Mortgage rates are still really low, so there is no need to panic about rising interest rates just yet. But getting your finances in order before you go shopping for your new home will help you know what you can afford, and the more you do now, the less anxiety and stress you may experience later.
Credit Score
Your credit profile is important to lenders. Do you pay your bills on time? Do you pay more than minimum payments? What is your debt-to-income ratio? Most lenders like that ratio to be 36% or less.
Saving A Down Payment
Although a 20% down payment on a mortgage is ideal, it’s not required. Many lenders expect buyers to put down at least 3%, aside from the Federal Housing Administration (FHA), which requires a 3.5% down payment. However, if you’re interested in building sizable equity right away, put as much money down as you can afford. BankRate.com is a good place to begin shopping for rates and lenders.
If you’re looking for assistance with a down payment, the North Carolina Finance Agency may be a good place to start.
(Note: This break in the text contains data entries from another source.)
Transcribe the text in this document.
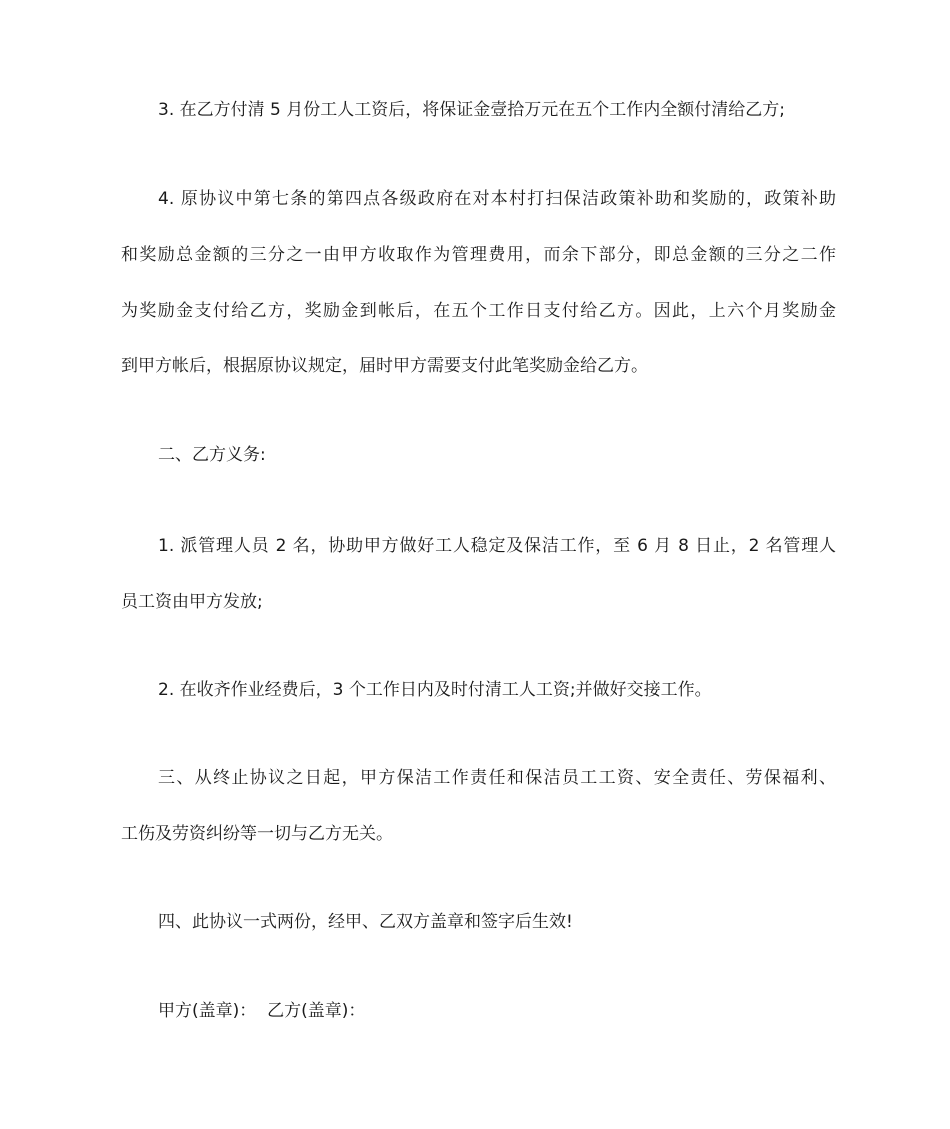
3. 在乙方付清 5 月份工人工资后，将保证金壹拾万元在五个工作内全额付清给乙方;
4. 原协议中第七条的第四点各级政府在对本村打扫保洁政策补助和奖励的，政策补助
和奖励总金额的三分之一由甲方收取作为管理费用，而余下部分，即总金额的三分之二作
为奖励金支付给乙方，奖励金到帐后，在五个工作日支付给乙方。因此，上六个月奖励金
到甲方帐后，根据原协议规定，届时甲方需要支付此笔奖励金给乙方。
二、乙方义务:
1. 派管理人员 2 名，协助甲方做好工人稳定及保洁工作，至 6 月 8 日止，2 名管理人
员工资由甲方发放;
2. 在收齐作业经费后，3 个工作日内及时付清工人工资;并做好交接工作。
三、从终止协议之日起，甲方保洁工作责任和保洁员工工资、安全责任、劳保福利、
工伤及劳资纠纷等一切与乙方无关。
四、此协议一式两份，经甲、乙双方盖章和签字后生效!
甲方(盖章)：  乙方(盖章)：
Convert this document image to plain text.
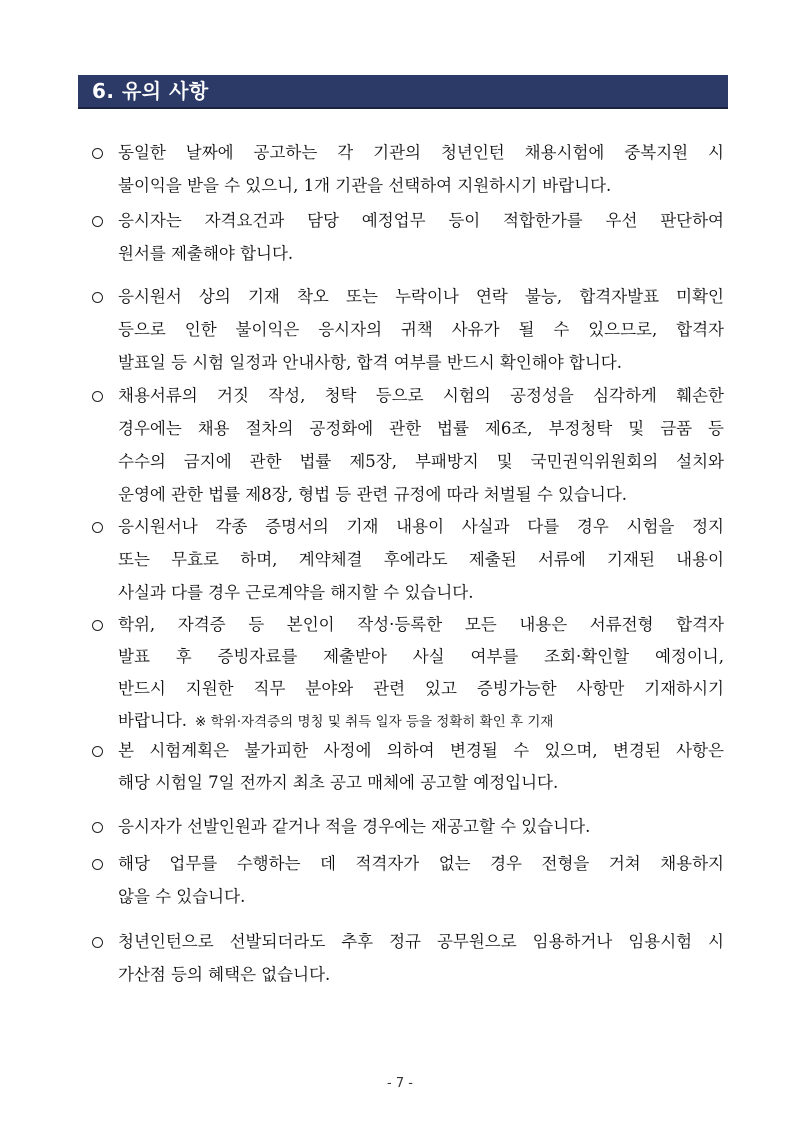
6. 유의 사항
동일한 날짜에 공고하는 각 기관의 청년인턴 채용시험에 중복지원 시
불이익을 받을 수 있으니, 1개 기관을 선택하여 지원하시기 바랍니다.
응시자는 자격요건과 담당 예정업무 등이 적합한가를 우선 판단하여
원서를 제출해야 합니다.
응시원서 상의 기재 착오 또는 누락이나 연락 불능, 합격자발표 미확인
등으로 인한 불이익은 응시자의 귀책 사유가 될 수 있으므로, 합격자
발표일 등 시험 일정과 안내사항, 합격 여부를 반드시 확인해야 합니다.
채용서류의 거짓 작성, 청탁 등으로 시험의 공정성을 심각하게 훼손한
경우에는 채용 절차의 공정화에 관한 법률 제6조, 부정청탁 및 금품 등
수수의 금지에 관한 법률 제5장, 부패방지 및 국민권익위원회의 설치와
운영에 관한 법률 제8장, 형법 등 관련 규정에 따라 처벌될 수 있습니다.
응시원서나 각종 증명서의 기재 내용이 사실과 다를 경우 시험을 정지
또는 무효로 하며, 계약체결 후에라도 제출된 서류에 기재된 내용이
사실과 다를 경우 근로계약을 해지할 수 있습니다.
학위, 자격증 등 본인이 작성·등록한 모든 내용은 서류전형 합격자
발표 후 증빙자료를 제출받아 사실 여부를 조회·확인할 예정이니,
반드시 지원한 직무 분야와 관련 있고 증빙가능한 사항만 기재하시기
바랍니다. ※ 학위·자격증의 명칭 및 취득 일자 등을 정확히 확인 후 기재
본 시험계획은 불가피한 사정에 의하여 변경될 수 있으며, 변경된 사항은
해당 시험일 7일 전까지 최초 공고 매체에 공고할 예정입니다.
응시자가 선발인원과 같거나 적을 경우에는 재공고할 수 있습니다.
해당 업무를 수행하는 데 적격자가 없는 경우 전형을 거쳐 채용하지
않을 수 있습니다.
청년인턴으로 선발되더라도 추후 정규 공무원으로 임용하거나 임용시험 시
가산점 등의 혜택은 없습니다.
- 7 -
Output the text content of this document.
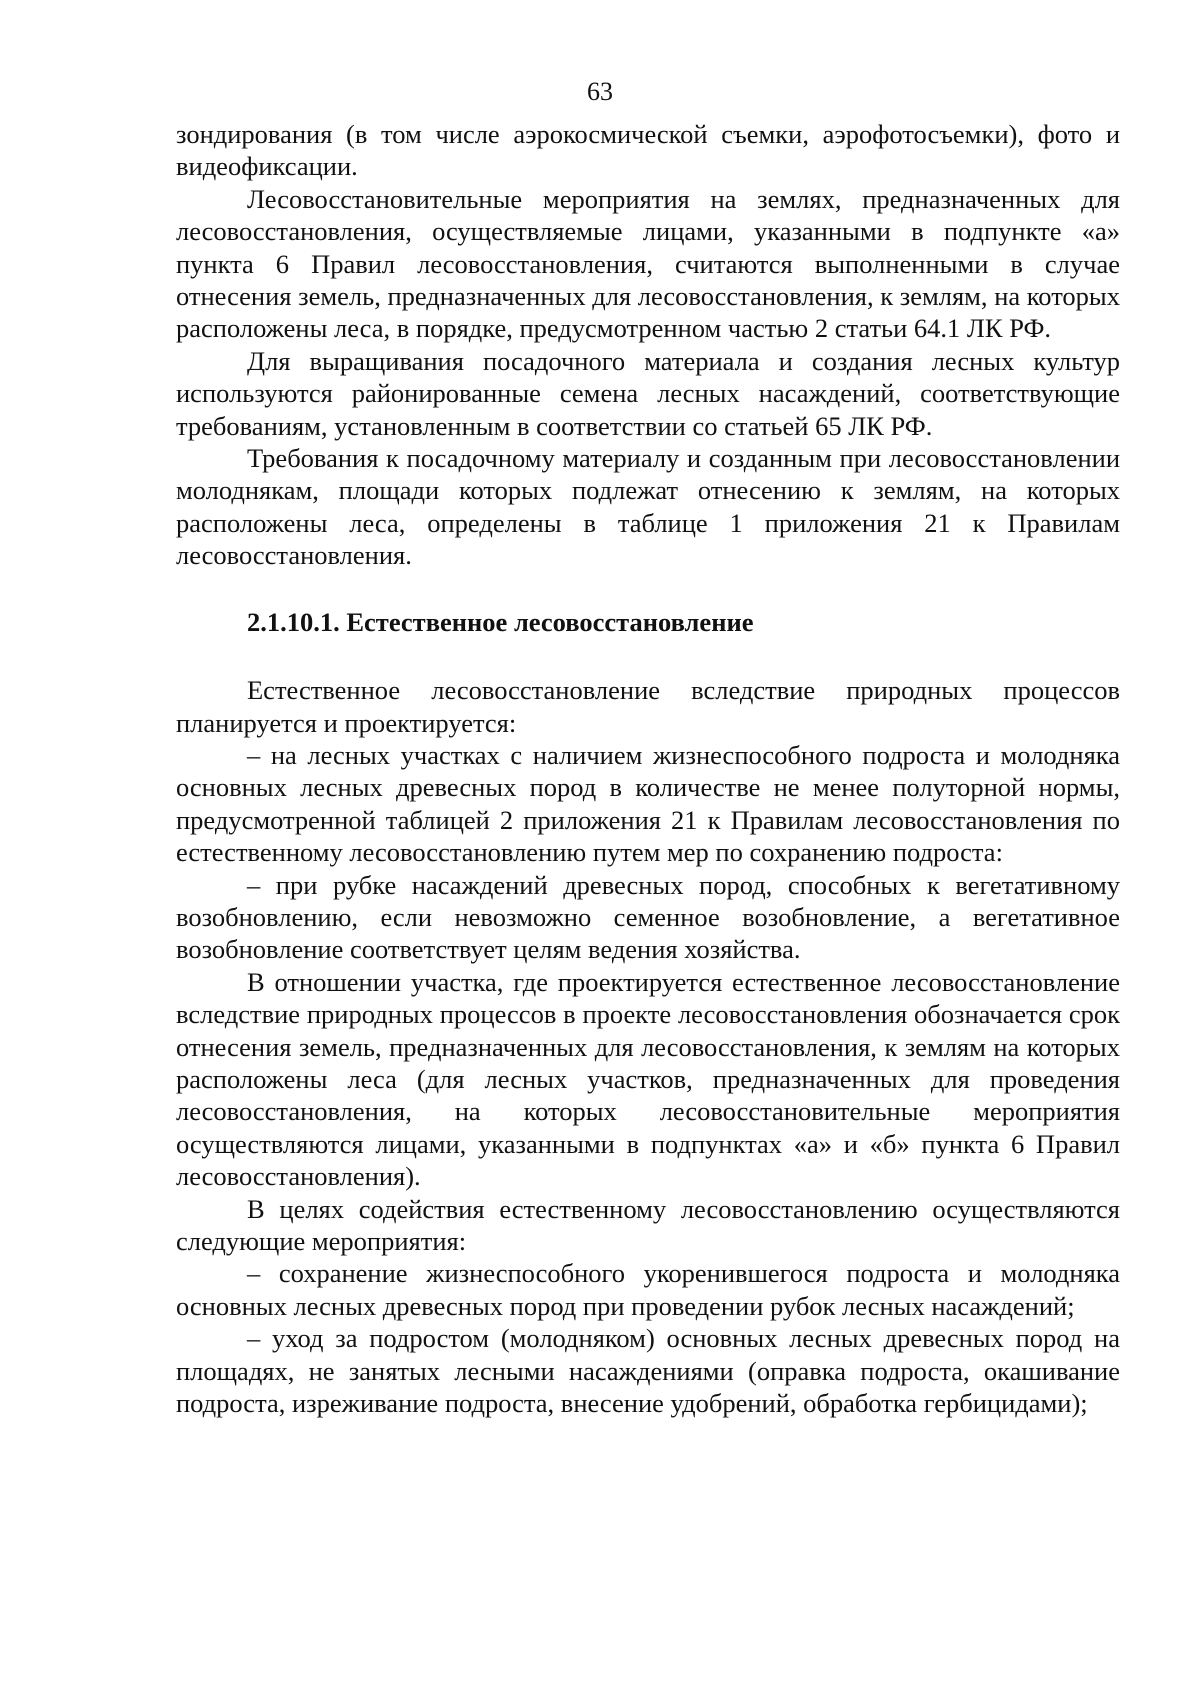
63

зондирования (в том числе аэрокосмической съемки, аэрофотосъемки), фото и видеофиксации.

Лесовосстановительные мероприятия на землях, предназначенных для лесовосстановления, осуществляемые лицами, указанными в подпункте «а» пункта 6 Правил лесовосстановления, считаются выполненными в случае отнесения земель, предназначенных для лесовосстановления, к землям, на которых расположены леса, в порядке, предусмотренном частью 2 статьи 64.1 ЛК РФ.

Для выращивания посадочного материала и создания лесных культур используются районированные семена лесных насаждений, соответствующие требованиям, установленным в соответствии со статьей 65 ЛК РФ.

Требования к посадочному материалу и созданным при лесовосстановлении молоднякам, площади которых подлежат отнесению к землям, на которых расположены леса, определены в таблице 1 приложения 21 к Правилам лесовосстановления.

2.1.10.1. Естественное лесовосстановление

Естественное лесовосстановление вследствие природных процессов планируется и проектируется:

– на лесных участках с наличием жизнеспособного подроста и молодняка основных лесных древесных пород в количестве не менее полуторной нормы, предусмотренной таблицей 2 приложения 21 к Правилам лесовосстановления по естественному лесовосстановлению путем мер по сохранению подроста:

– при рубке насаждений древесных пород, способных к вегетативному возобновлению, если невозможно семенное возобновление, а вегетативное возобновление соответствует целям ведения хозяйства.

В отношении участка, где проектируется естественное лесовосстановление вследствие природных процессов в проекте лесовосстановления обозначается срок отнесения земель, предназначенных для лесовосстановления, к землям на которых расположены леса (для лесных участков, предназначенных для проведения лесовосстановления, на которых лесовосстановительные мероприятия осуществляются лицами, указанными в подпунктах «а» и «б» пункта 6 Правил лесовосстановления).

В целях содействия естественному лесовосстановлению осуществляются следующие мероприятия:

– сохранение жизнеспособного укоренившегося подроста и молодняка основных лесных древесных пород при проведении рубок лесных насаждений;

– уход за подростом (молодняком) основных лесных древесных пород на площадях, не занятых лесными насаждениями (оправка подроста, окашивание подроста, изреживание подроста, внесение удобрений, обработка гербицидами);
Their website, is full of useful information about a variety of programs to help finance a home.
In rural communities, the U.S. Department of Agriculture (USDA), has programs available that may allow a homebuyer to finance 100% of home’s purchase price. Click here for more information.
Get Preapproved
Before you rush into house-hunting mode, get a mortgage preapproval. This process is used to help determine how much money you’re qualified to borrow for a home purchase. Once you’re preapproved, you’ll have a more realistic expectation of the homes that fall within your budget. Typically, you may qualify for a loan that is roughly 3 times your gross annual income.
The home-buying process involves more than just chasing a favorable interest rate. You have to find the best mortgage lender for your financial situation. No two sets of lender fees are the same, so it’s important to get loan estimates from multiple lenders before making a decision.
Know Your Loan
A fixed-rate mortgage isn’t right for every homebuyer. Neither is an adjustable-rate mortgage. If you plan to stay put in a home to raise a family, you might consider a 30-year loan. Conversely, if you’re moving in 10 years or less, an adjustable-rate mortgage, or ARM, could better suit you. Interest rates on ARMs are fixed for the first several years of the loan and often start out lower than rates on 30-year fixed loans.
Plan For More Than You Think
Your monthly mortgage payment won’t be the only expense you have as a homeowner. There are homeowner’s insurance and maintenance costs, property taxes, and possibly homeowners’ association fees, which is why it’s necessary to stick to a budget.
In addition, you will have to plan for closing costs. The loan estimate you receive after applying for a mortgage gives you an idea of the “cash to close,” or the money you need to complete the transaction. There are some closing costs for which you can shop and save money, and others that are fixed.